Traffic Matrix estimation has always caught attention from researchers for better network management and future planning. With the advent of high traffic loads due to Cloud Computing platforms and Software Defined Networking based tunable routing and traffic management algorithms on the Internet, it is more necessary as ever to be able to predict current and future traffic volumes on the network. For large networks such origin-destination traffic prediction problem takes the form of a large under-constrained and under-determined system of equations with a dynamic measurement matrix. In this work, we present our Compressed Sensing with Dynamic Model Estimation (CS-DME) architecture suitable for modern software defined networks.
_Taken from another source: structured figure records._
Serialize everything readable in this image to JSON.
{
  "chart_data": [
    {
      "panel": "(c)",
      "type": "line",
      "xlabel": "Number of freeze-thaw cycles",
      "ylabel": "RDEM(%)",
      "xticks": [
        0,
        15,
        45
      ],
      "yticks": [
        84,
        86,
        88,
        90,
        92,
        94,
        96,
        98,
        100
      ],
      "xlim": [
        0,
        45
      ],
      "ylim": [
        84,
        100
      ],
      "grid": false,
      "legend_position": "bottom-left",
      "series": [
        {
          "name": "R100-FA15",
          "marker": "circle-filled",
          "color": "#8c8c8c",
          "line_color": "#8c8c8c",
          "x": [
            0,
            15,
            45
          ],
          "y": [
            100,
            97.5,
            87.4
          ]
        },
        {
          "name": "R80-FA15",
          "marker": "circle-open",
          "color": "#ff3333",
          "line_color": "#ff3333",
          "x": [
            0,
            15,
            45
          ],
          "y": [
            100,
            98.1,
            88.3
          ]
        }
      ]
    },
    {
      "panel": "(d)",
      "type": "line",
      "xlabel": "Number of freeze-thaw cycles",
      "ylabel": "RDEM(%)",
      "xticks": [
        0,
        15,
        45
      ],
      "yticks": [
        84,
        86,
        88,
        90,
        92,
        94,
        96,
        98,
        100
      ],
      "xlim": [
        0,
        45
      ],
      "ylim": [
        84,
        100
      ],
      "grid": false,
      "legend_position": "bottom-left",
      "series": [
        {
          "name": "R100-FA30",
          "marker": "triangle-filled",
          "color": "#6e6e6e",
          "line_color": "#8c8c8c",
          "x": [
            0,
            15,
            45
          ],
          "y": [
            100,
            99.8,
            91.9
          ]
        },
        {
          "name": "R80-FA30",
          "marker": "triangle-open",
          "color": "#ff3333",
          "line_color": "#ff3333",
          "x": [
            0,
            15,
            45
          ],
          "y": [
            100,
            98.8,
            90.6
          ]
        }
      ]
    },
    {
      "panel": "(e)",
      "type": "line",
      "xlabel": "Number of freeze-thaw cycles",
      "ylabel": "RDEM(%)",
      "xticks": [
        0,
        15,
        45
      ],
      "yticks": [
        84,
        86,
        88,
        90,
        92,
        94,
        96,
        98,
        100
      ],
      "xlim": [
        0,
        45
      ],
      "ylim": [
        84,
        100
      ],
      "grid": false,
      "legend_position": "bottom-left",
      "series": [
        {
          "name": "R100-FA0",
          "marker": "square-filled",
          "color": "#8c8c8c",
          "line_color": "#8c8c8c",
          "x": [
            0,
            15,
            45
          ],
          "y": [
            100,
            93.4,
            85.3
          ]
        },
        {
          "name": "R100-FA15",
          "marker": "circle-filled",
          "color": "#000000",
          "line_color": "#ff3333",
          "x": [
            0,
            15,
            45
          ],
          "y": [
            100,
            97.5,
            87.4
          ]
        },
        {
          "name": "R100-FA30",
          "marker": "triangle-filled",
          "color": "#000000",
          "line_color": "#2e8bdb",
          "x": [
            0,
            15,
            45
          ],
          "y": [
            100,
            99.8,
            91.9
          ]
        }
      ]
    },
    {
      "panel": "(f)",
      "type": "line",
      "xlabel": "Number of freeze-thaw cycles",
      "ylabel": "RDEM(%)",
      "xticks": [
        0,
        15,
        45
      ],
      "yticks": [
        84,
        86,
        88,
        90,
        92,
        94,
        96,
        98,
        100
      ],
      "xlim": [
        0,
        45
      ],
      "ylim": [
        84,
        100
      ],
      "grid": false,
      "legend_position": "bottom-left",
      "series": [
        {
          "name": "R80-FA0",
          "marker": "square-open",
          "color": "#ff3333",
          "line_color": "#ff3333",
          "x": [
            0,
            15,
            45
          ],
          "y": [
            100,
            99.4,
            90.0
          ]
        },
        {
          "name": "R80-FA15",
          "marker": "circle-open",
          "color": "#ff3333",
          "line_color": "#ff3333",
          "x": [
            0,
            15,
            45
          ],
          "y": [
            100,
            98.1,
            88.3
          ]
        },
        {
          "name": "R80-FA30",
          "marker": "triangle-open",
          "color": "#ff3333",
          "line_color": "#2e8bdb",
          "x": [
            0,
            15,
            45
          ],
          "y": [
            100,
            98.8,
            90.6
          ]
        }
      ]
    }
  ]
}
Our main contributions are: (1) we formulate an approach in which measurement matrix in the compressed sensing scheme can be accurately and dynamically estimated through a reformulation of the problem based on traffic demands. (2) We show that the problem formulation using a dynamic measurement matrix based on instantaneous traffic demands may be used instead of a stationary binary routing matrix which is more suitable to modern Software Defined Networks that are constantly evolving in terms of routing by inspection of its Eigen Spectrum using two real world datasets. (3) We also show that linking this compressed measurement matrix dynamically with the measured parameters can lead to acceptable estimation of Origin Destination (OD) Traffic flows with marginally poor results with other state-of-art schemes relying on fixed measurement matrices. (4) Furthermore, using this compressed reformulated problem, a new strategy for selection of vantage points for most efficient traffic matrix estimation is also presented through a secondary compression technique based on subset of link measurements.